Posted to: DEV; Twitter; Hacker News

As a teenager in the 90s, I was really excited about the internet. Growing up, I felt that it’s ability to connect people and unlock human progress was simply a given.

And I definitely wasn’t alone. The democratising power of the world wide web, and its boundless technological potential, were being discussed everywhere. Now everyone could truly have a democratic voice. Now the world’s knowledge could be at everyone’s fingertips.

New exciting companies grew, that did away with the puritanical formalities if the traditional industry. They were going to “think different” and “do no evil”. They provided email for free, and put shiny knowledge portals in everyone’s pocket.

Then came the ravages of the next couple of decades. It turned out that the price for free services had been our souls. That “do no evil” apparently meant building smarter weapons. Silicon valley corrupts internet policy, and enables massacres. Far from empowering people and bringing peace and prosperity on the world, the internet had created bigger monopolies than ever. It has made us more divided and created a mental health crisis.

From today’s rightfully cynical perspective, who could possibly argue that the internet is a force for good?

But I’m wondering if this is just what true progress looks like. Real growth requires confronting uncomfortable realities. Why wouldn’t this also be true for the growth of human thought and society?

Despite the destructive monopolising of the Big Five, it is still undoubtedly true that many many more people have a voice now than in the 90s. The balance of publishing power has radically and irrevocably shifted from the state-sanctioned media to the everyday humans on Twitter.

Yes, the tensions that have arisen from the democratising shouting at each other are huge. But what did we really think was going to happen if let billions of people directly argue with each other? Of course this isn’t helped by the gamified, manipulative algorithms of the profit-hungry tech monopolies, but it seems quite plausible that the fundamental problem is that there are many more conflicting opinions out there an anyone was really ready for.

And I wonder if something similar is happening for the way in which many problems across the world appear to have become much more intense. The internet shares information. It brings different perspectives and controversial facts. It lets people find alternate viewpoints. This has undoubtedly exacerbated harmful conspiracy theories, for sure. But it also makes it much more likely for propaganda and covert state actions to be challenged.

The printing press threw the world into turmoil that lasted centuries. It seems likely that the impact of the internet will be still greater, so it is really still in its infancy; we are very much in the turmoil phase.

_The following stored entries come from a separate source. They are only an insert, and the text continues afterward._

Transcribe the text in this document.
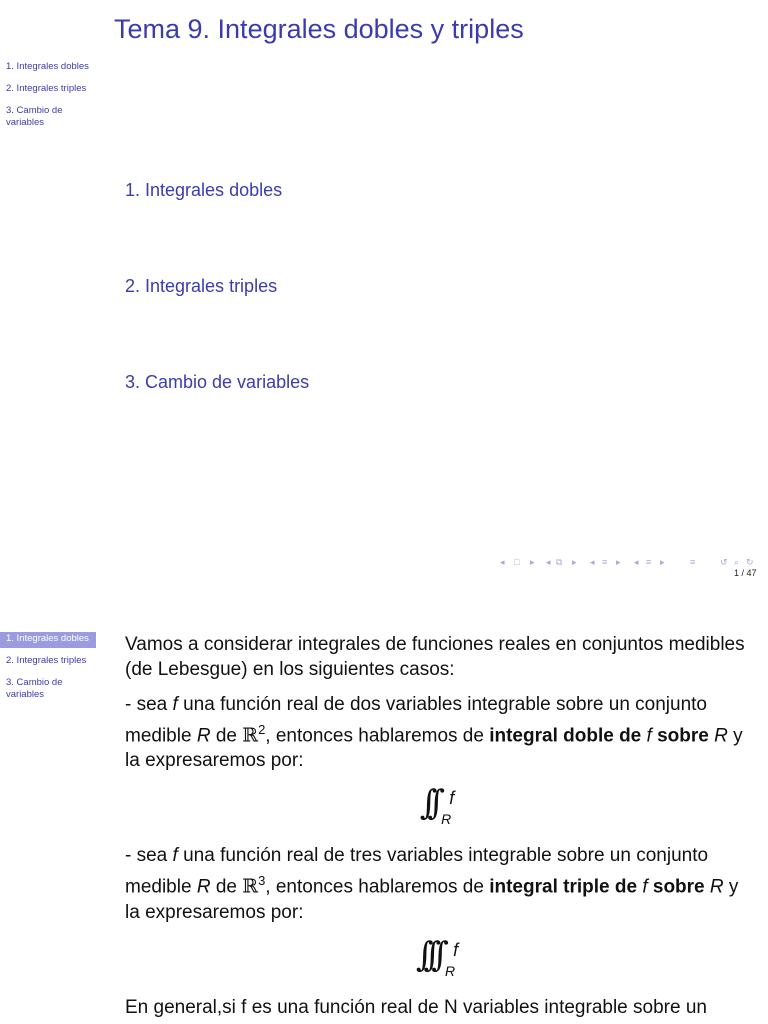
1. Integrales dobles
2. Integrales triples
3. Cambio de variables
Tema 9. Integrales dobles y triples
1. Integrales dobles
2. Integrales triples
3. Cambio de variables
◂ □ ▸ ◂ ⧉ ▸ ◂ ≡ ▸ ◂ ≡ ▸	≡	↺ ⌕ ↻
1 / 47
1. Integrales dobles
2. Integrales triples
3. Cambio de variables

Vamos a considerar integrales de funciones reales en conjuntos medibles (de Lebesgue) en los siguientes casos:

- sea f una función real de dos variables integrable sobre un conjunto medible R de ℝ$^2$, entonces hablaremos de integral doble de f sobre R y la expresaremos por:

∫∫ $_R^f$

- sea f una función real de tres variables integrable sobre un conjunto medible R de ℝ$^3$, entonces hablaremos de integral triple de f sobre R y la expresaremos por:

∫∫∫ $_R^f$

En general,si f es una función real de N variables integrable sobre un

Maybe the internet has delivered exactly what we hoped. It’s widened the conversation, given many more people a voice. It’s opened up access to information and empowered billions. It’s just that we were naive if we didn’t expect turmoil. The truth is subtle and complex, and the quest for it is full of conflict. The number of different perspectives are almost endless, and are not easily reconciled.

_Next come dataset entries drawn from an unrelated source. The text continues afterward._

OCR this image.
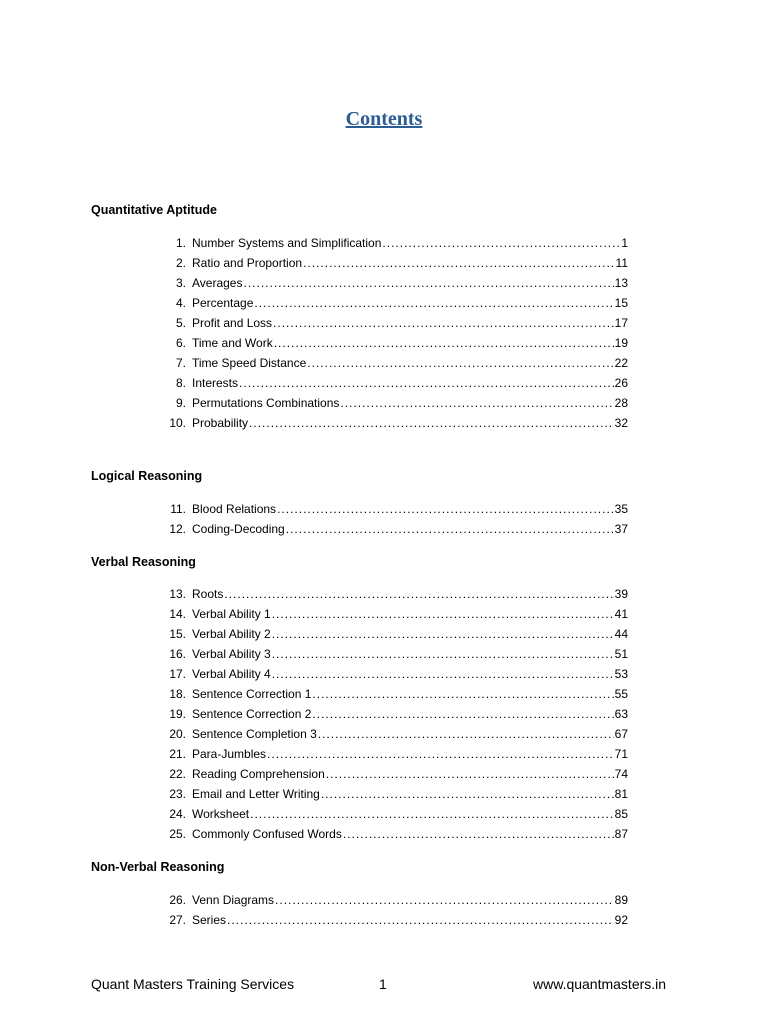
Contents
Quantitative Aptitude
1. Number Systems and Simplification .....	1
2. Ratio and Proportion .....	11
3. Averages .....	13
4. Percentage .....	15
5. Profit and Loss .....	17
6. Time and Work .....	19
7. Time Speed Distance .....	22
8. Interests .....	26
9. Permutations Combinations .....	28
10. Probability .....	32
Logical Reasoning
11. Blood Relations .....	35
12. Coding-Decoding .....	37
Verbal Reasoning
13. Roots .....	39
14. Verbal Ability 1 .....	41
15. Verbal Ability 2 .....	44
16. Verbal Ability 3 .....	51
17. Verbal Ability 4 .....	53
18. Sentence Correction 1 .....	55
19. Sentence Correction 2 .....	63
20. Sentence Completion 3 .....	67
21. Para-Jumbles .....	71
22. Reading Comprehension .....	74
23. Email and Letter Writing .....	81
24. Worksheet .....	85
25. Commonly Confused Words .....	87
Non-Verbal Reasoning
26. Venn Diagrams .....	89
27. Series .....	92
Quant Masters Training Services	1	www.quantmasters.in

For every person who becomes radicalised by the internet, I can well believe there are many more who have genuinely expanded their understanding of the complex and subtle truths of the world. For every psychopath or bot hiding behind the veil of anonymity to maliciously manipulate people, there are many more who are honestly just trying to be heard, trying to work through very real cultural tensions. All the shrill cries of “nazi”, “racist”, “woke”; the complaints of being cancelled; book bans are just reactions to a diverse human race, suddenly forced to hear each other in a way they never have before.

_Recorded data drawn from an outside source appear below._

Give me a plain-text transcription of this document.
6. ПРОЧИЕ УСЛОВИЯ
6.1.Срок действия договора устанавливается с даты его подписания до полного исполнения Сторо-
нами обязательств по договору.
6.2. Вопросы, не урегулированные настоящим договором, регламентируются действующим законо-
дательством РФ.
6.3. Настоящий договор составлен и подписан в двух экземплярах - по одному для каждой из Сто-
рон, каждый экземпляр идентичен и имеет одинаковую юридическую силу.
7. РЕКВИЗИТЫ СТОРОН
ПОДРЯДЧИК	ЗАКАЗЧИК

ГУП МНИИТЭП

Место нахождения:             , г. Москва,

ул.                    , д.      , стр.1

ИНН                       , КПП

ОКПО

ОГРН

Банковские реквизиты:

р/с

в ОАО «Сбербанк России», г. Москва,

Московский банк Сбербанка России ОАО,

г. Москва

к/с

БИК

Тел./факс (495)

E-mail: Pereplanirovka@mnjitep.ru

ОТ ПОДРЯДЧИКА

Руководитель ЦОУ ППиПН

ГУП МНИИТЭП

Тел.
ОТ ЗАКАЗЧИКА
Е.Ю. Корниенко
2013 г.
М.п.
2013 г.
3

So I still believe the internet is a democratising force. I still believe in democracy. And democracy is hard.

This isn’t to say that the fights don’t matter. In a sense, they matter even more - what we’re debating and shaping now, in this transformative time in human progress, will shape the future for sure. It is important to protect encryption, to break the tech monopolies, to create a sustainable internet. We must protect free access, push back against manipulative algorithms.

I guess what I’m really saying is that digital democracy and free speech are the long game. And maybe, just maybe, we’re doing just fine. Let’s keep going.